Le professeur de l’université de Chicago confié qu’il a quand même réussi à regarder UN discours de Trump jusqu’au bout, insinuant que cela lui a été difficile. Selon Mitchell, les apparitions télévisuelles de Trump suggèrent que ce dernier n’a pas d’inconscient, comme un « classic psychotic ». Ben voyons, nous savons tous que le « supra-traître » Goldstein est fou. Accrochons-nous au pinceau… ils retirent l’échelle.

ET LA SUISSE DANS TOUT CA ?

Nous avons pu apprendre que la Suisse est « la plus ancienne démocratie d’Europe, remontant à 1291 ». Devenue au fil du temps « Gated Community »,  une communauté fermée, avec une « économie néo-libérale », pas évident pour Mitchell de déterminer si c’est un Etat modèle ou un Etat voyou (Rogue State). Supposons que l’alternative dépende de considérations diplomatiques. En tout cas, c’est un pays dans lequel « la démocratie formelle peut se perpétuer » (« formal democray can go on »).

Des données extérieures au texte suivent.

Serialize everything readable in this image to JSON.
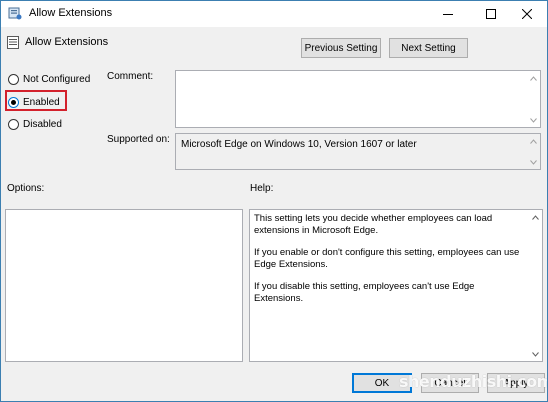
{
  "window": {
    "title": "Allow Extensions"
  },
  "header": {
    "title": "Allow Extensions"
  },
  "nav": {
    "previous_label": "Previous Setting",
    "next_label": "Next Setting"
  },
  "state": {
    "options": [
      {
        "label": "Not Configured",
        "checked": false
      },
      {
        "label": "Enabled",
        "checked": true
      },
      {
        "label": "Disabled",
        "checked": false
      }
    ]
  },
  "comment": {
    "label": "Comment:",
    "value": ""
  },
  "supported": {
    "label": "Supported on:",
    "value": "Microsoft Edge on Windows 10, Version 1607 or later"
  },
  "options_pane": {
    "label": "Options:"
  },
  "help_pane": {
    "label": "Help:",
    "paragraphs": [
      "This setting lets you decide whether employees can load extensions in Microsoft Edge.",
      "If you enable or don't configure this setting, employees can use Edge Extensions.",
      "If you disable this setting, employees can't use Edge Extensions."
    ]
  },
  "footer": {
    "ok_label": "OK",
    "cancel_label": "Cancel",
    "apply_label": "Apply"
  },
  "watermark": {
    "text": "shenduzhishi.com"
  },
  "colors": {
    "highlight": "#d3212c",
    "focus": "#0078d7"
  }
}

Jacques-Antoine de Coyetaux

Ci-dessus: "The Donald Rises Fanart". Action, virilité, puissance, armement, efficacité, patriotisme et une pluie de dollars. Une énumération de symboles et des valeurs qui au-delà du fantasme pourraient peut-être déboucher sur une analyse constructive de l'interaction entre le complexe militaro-industriel et le nouveau président en lieu et place du Trump bashing primaire.